Add guidance about how to handle unrecognized query params, well-known but unsupported headers, & unrecognized fields in a request body

[joseharriaga]

Regarding header parameters, the guidelines say:

DO NOT fail a request that contains an unrecognized header. Headers may be added by API gateways or middleware and this must be tolerated.

Regarding query parameters, the guidelines say:

DO return an error if the client specifies any parameter not supported by the service.

However, this last sentence is not mentioned in a generic context but specifically in the context of the query parameters used to query collections (e.g. filter, orderBy, etc.).

💡 It would be great to have explicit guidance about how services should handle the following:

1. Unrecognized query parameters, i.e., Does the guidance above extrapolate to any unsupported query parameter or does it not?

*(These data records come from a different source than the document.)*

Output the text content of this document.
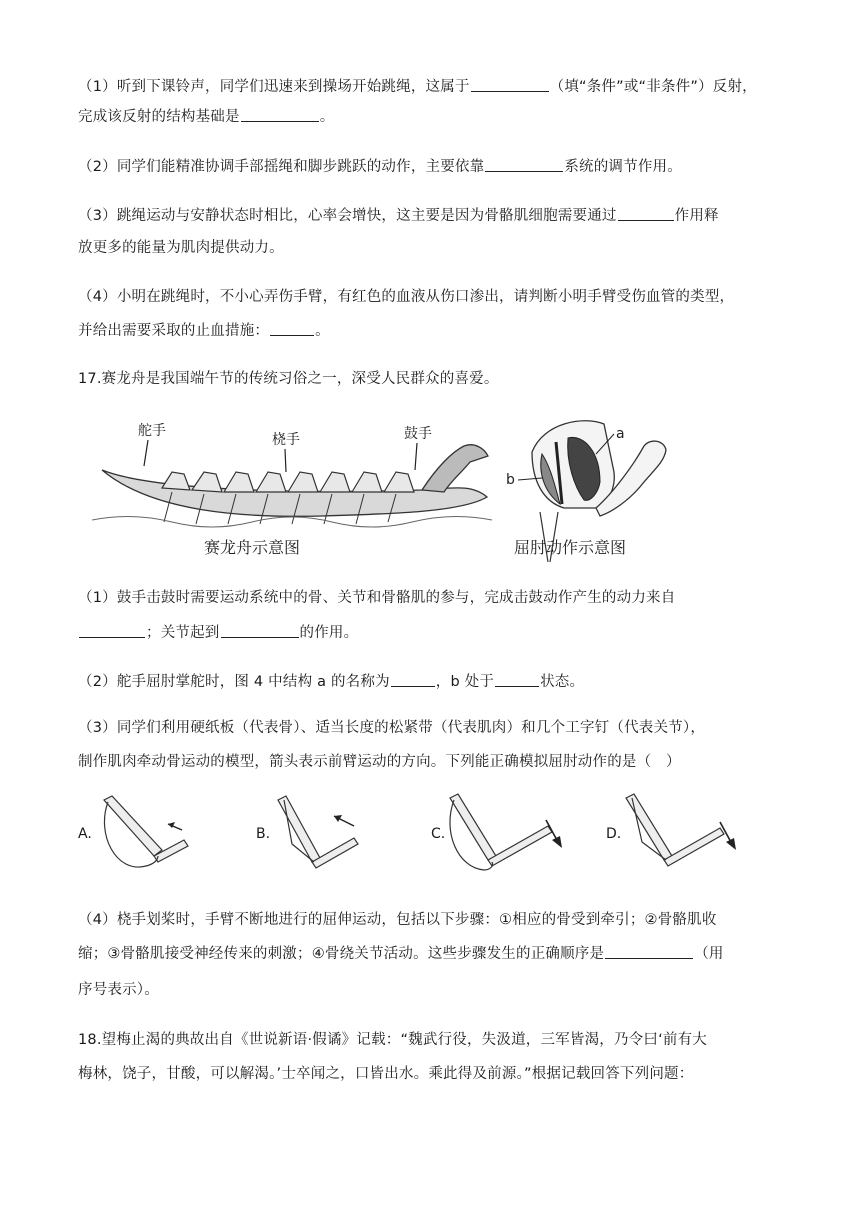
（1）听到下课铃声，同学们迅速来到操场开始跳绳，这属于	（填“条件”或“非条件”）反射，
完成该反射的结构基础是	。
（2）同学们能精准协调手部摇绳和脚步跳跃的动作，主要依靠	系统的调节作用。
（3）跳绳运动与安静状态时相比，心率会增快，这主要是因为骨骼肌细胞需要通过	作用释
放更多的能量为肌肉提供动力。
（4）小明在跳绳时，不小心弄伤手臂，有红色的血液从伤口渗出，请判断小明手臂受伤血管的类型，
并给出需要采取的止血措施：	。
17.赛龙舟是我国端午节的传统习俗之一，深受人民群众的喜爱。
舵手
桡手	鼓手
赛龙舟示意图
a
b
屈肘动作示意图
（1）鼓手击鼓时需要运动系统中的骨、关节和骨骼肌的参与，完成击鼓动作产生的动力来自
；关节起到	的作用。
（2）舵手屈肘掌舵时，图 4 中结构 a 的名称为	，b 处于	状态。
（3）同学们利用硬纸板（代表骨）、适当长度的松紧带（代表肌肉）和几个工字钉（代表关节），
制作肌肉牵动骨运动的模型，箭头表示前臂运动的方向。下列能正确模拟屈肘动作的是（　）
A.	B.	C.	D.
（4）桡手划桨时，手臂不断地进行的屈伸运动，包括以下步骤：①相应的骨受到牵引；②骨骼肌收
缩；③骨骼肌接受神经传来的刺激；④骨绕关节活动。这些步骤发生的正确顺序是	（用
序号表示）。
18.望梅止渴的典故出自《世说新语·假谲》记载：“魏武行役，失汲道，三军皆渴，乃令曰‘前有大
梅林，饶子，甘酸，可以解渴。’士卒闻之，口皆出水。乘此得及前源。”根据记载回答下列问题：
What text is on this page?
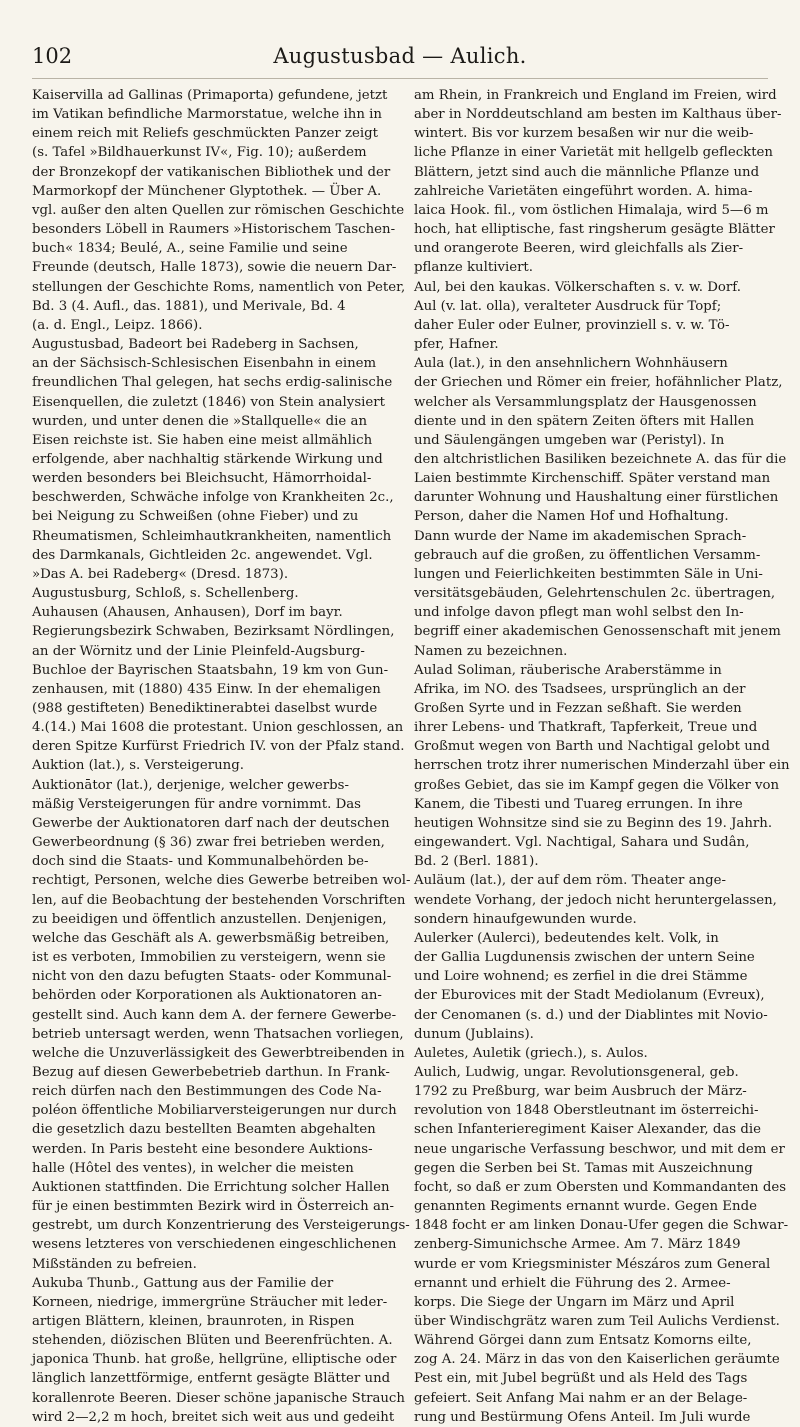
102	Augustusbad — Aulich.
Kaiservilla ad Gallinas (Primaporta) gefundene, jetzt
im Vatikan befindliche Marmorstatue, welche ihn in
einem reich mit Reliefs geschmückten Panzer zeigt
(s. Tafel »Bildhauerkunst IV«, Fig. 10); außerdem
der Bronzekopf der vatikanischen Bibliothek und der
Marmorkopf der Münchener Glyptothek. — Über A.
vgl. außer den alten Quellen zur römischen Geschichte
besonders Löbell in Raumers »Historischem Taschen-
buch« 1834; Beulé, A., seine Familie und seine
Freunde (deutsch, Halle 1873), sowie die neuern Dar-
stellungen der Geschichte Roms, namentlich von Peter,
Bd. 3 (4. Aufl., das. 1881), und Merivale, Bd. 4
(a. d. Engl., Leipz. 1866).
Augustusbad, Badeort bei Radeberg in Sachsen,
an der Sächsisch-Schlesischen Eisenbahn in einem
freundlichen Thal gelegen, hat sechs erdig-salinische
Eisenquellen, die zuletzt (1846) von Stein analysiert
wurden, und unter denen die »Stallquelle« die an
Eisen reichste ist. Sie haben eine meist allmählich
erfolgende, aber nachhaltig stärkende Wirkung und
werden besonders bei Bleichsucht, Hämorrhoidal-
beschwerden, Schwäche infolge von Krankheiten 2c.,
bei Neigung zu Schweißen (ohne Fieber) und zu
Rheumatismen, Schleimhautkrankheiten, namentlich
des Darmkanals, Gichtleiden 2c. angewendet. Vgl.
»Das A. bei Radeberg« (Dresd. 1873).
Augustusburg, Schloß, s. Schellenberg.
Auhausen (Ahausen, Anhausen), Dorf im bayr.
Regierungsbezirk Schwaben, Bezirksamt Nördlingen,
an der Wörnitz und der Linie Pleinfeld-Augsburg-
Buchloe der Bayrischen Staatsbahn, 19 km von Gun-
zenhausen, mit (1880) 435 Einw. In der ehemaligen
(988 gestifteten) Benediktinerabtei daselbst wurde
4.(14.) Mai 1608 die protestant. Union geschlossen, an
deren Spitze Kurfürst Friedrich IV. von der Pfalz stand.
Auktion (lat.), s. Versteigerung.
Auktionātor (lat.), derjenige, welcher gewerbs-
mäßig Versteigerungen für andre vornimmt. Das
Gewerbe der Auktionatoren darf nach der deutschen
Gewerbeordnung (§ 36) zwar frei betrieben werden,
doch sind die Staats- und Kommunalbehörden be-
rechtigt, Personen, welche dies Gewerbe betreiben wol-
len, auf die Beobachtung der bestehenden Vorschriften
zu beeidigen und öffentlich anzustellen. Denjenigen,
welche das Geschäft als A. gewerbsmäßig betreiben,
ist es verboten, Immobilien zu versteigern, wenn sie
nicht von den dazu befugten Staats- oder Kommunal-
behörden oder Korporationen als Auktionatoren an-
gestellt sind. Auch kann dem A. der fernere Gewerbe-
betrieb untersagt werden, wenn Thatsachen vorliegen,
welche die Unzuverlässigkeit des Gewerbtreibenden in
Bezug auf diesen Gewerbebetrieb darthun. In Frank-
reich dürfen nach den Bestimmungen des Code Na-
poléon öffentliche Mobiliarversteigerungen nur durch
die gesetzlich dazu bestellten Beamten abgehalten
werden. In Paris besteht eine besondere Auktions-
halle (Hôtel des ventes), in welcher die meisten
Auktionen stattfinden. Die Errichtung solcher Hallen
für je einen bestimmten Bezirk wird in Österreich an-
gestrebt, um durch Konzentrierung des Versteigerungs-
wesens letzteres von verschiedenen eingeschlichenen
Mißständen zu befreien.
Aukuba Thunb., Gattung aus der Familie der
Korneen, niedrige, immergrüne Sträucher mit leder-
artigen Blättern, kleinen, braunroten, in Rispen
stehenden, diözischen Blüten und Beerenfrüchten. A.
japonica Thunb. hat große, hellgrüne, elliptische oder
länglich lanzettförmige, entfernt gesägte Blätter und
korallenrote Beeren. Dieser schöne japanische Strauch
wird 2—2,2 m hoch, breitet sich weit aus und gedeiht
am Rhein, in Frankreich und England im Freien, wird
aber in Norddeutschland am besten im Kalthaus über-
wintert. Bis vor kurzem besaßen wir nur die weib-
liche Pflanze in einer Varietät mit hellgelb gefleckten
Blättern, jetzt sind auch die männliche Pflanze und
zahlreiche Varietäten eingeführt worden. A. hima-
laica Hook. fil., vom östlichen Himalaja, wird 5—6 m
hoch, hat elliptische, fast ringsherum gesägte Blätter
und orangerote Beeren, wird gleichfalls als Zier-
pflanze kultiviert.
Aul, bei den kaukas. Völkerschaften s. v. w. Dorf.
Aul (v. lat. olla), veralteter Ausdruck für Topf;
daher Euler oder Eulner, provinziell s. v. w. Tö-
pfer, Hafner.
Aula (lat.), in den ansehnlichern Wohnhäusern
der Griechen und Römer ein freier, hofähnlicher Platz,
welcher als Versammlungsplatz der Hausgenossen
diente und in den spätern Zeiten öfters mit Hallen
und Säulengängen umgeben war (Peristyl). In
den altchristlichen Basiliken bezeichnete A. das für die
Laien bestimmte Kirchenschiff. Später verstand man
darunter Wohnung und Haushaltung einer fürstlichen
Person, daher die Namen Hof und Hofhaltung.
Dann wurde der Name im akademischen Sprach-
gebrauch auf die großen, zu öffentlichen Versamm-
lungen und Feierlichkeiten bestimmten Säle in Uni-
versitätsgebäuden, Gelehrtenschulen 2c. übertragen,
und infolge davon pflegt man wohl selbst den In-
begriff einer akademischen Genossenschaft mit jenem
Namen zu bezeichnen.
Aulad Soliman, räuberische Araberstämme in
Afrika, im NO. des Tsadsees, ursprünglich an der
Großen Syrte und in Fezzan seßhaft. Sie werden
ihrer Lebens- und Thatkraft, Tapferkeit, Treue und
Großmut wegen von Barth und Nachtigal gelobt und
herrschen trotz ihrer numerischen Minderzahl über ein
großes Gebiet, das sie im Kampf gegen die Völker von
Kanem, die Tibesti und Tuareg errungen. In ihre
heutigen Wohnsitze sind sie zu Beginn des 19. Jahrh.
eingewandert. Vgl. Nachtigal, Sahara und Sudân,
Bd. 2 (Berl. 1881).
Auläum (lat.), der auf dem röm. Theater ange-
wendete Vorhang, der jedoch nicht heruntergelassen,
sondern hinaufgewunden wurde.
Aulerker (Aulerci), bedeutendes kelt. Volk, in
der Gallia Lugdunensis zwischen der untern Seine
und Loire wohnend; es zerfiel in die drei Stämme
der Eburovices mit der Stadt Mediolanum (Evreux),
der Cenomanen (s. d.) und der Diablintes mit Novio-
dunum (Jublains).
Auletes, Auletik (griech.), s. Aulos.
Aulich, Ludwig, ungar. Revolutionsgeneral, geb.
1792 zu Preßburg, war beim Ausbruch der März-
revolution von 1848 Oberstleutnant im österreichi-
schen Infanterieregiment Kaiser Alexander, das die
neue ungarische Verfassung beschwor, und mit dem er
gegen die Serben bei St. Tamas mit Auszeichnung
focht, so daß er zum Obersten und Kommandanten des
genannten Regiments ernannt wurde. Gegen Ende
1848 focht er am linken Donau-Ufer gegen die Schwar-
zenberg-Simunichsche Armee. Am 7. März 1849
wurde er vom Kriegsminister Mészáros zum General
ernannt und erhielt die Führung des 2. Armee-
korps. Die Siege der Ungarn im März und April
über Windischgrätz waren zum Teil Aulichs Verdienst.
Während Görgei dann zum Entsatz Komorns eilte,
zog A. 24. März in das von den Kaiserlichen geräumte
Pest ein, mit Jubel begrüßt und als Held des Tags
gefeiert. Seit Anfang Mai nahm er an der Belage-
rung und Bestürmung Ofens Anteil. Im Juli wurde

Is it a problem that adding arbitrary query parameters to a URL is a common (albeit hacky) way to circumvent caches?
2. Well-known but unsupported header parameters, e.g., If-Match, If-None-Match, etc. If a client specifies them but the service does not support them, should this result in an error so as to not return a misleading response? Or does the guidance above about ignoring unrecognized headers still applies?
3. Unrecognized fields in a request body, i.e. Should they be ignored or should they result in an error?

[mikekistler]

All good questions! We'll try to get these clarified in the next round of guidelines updates.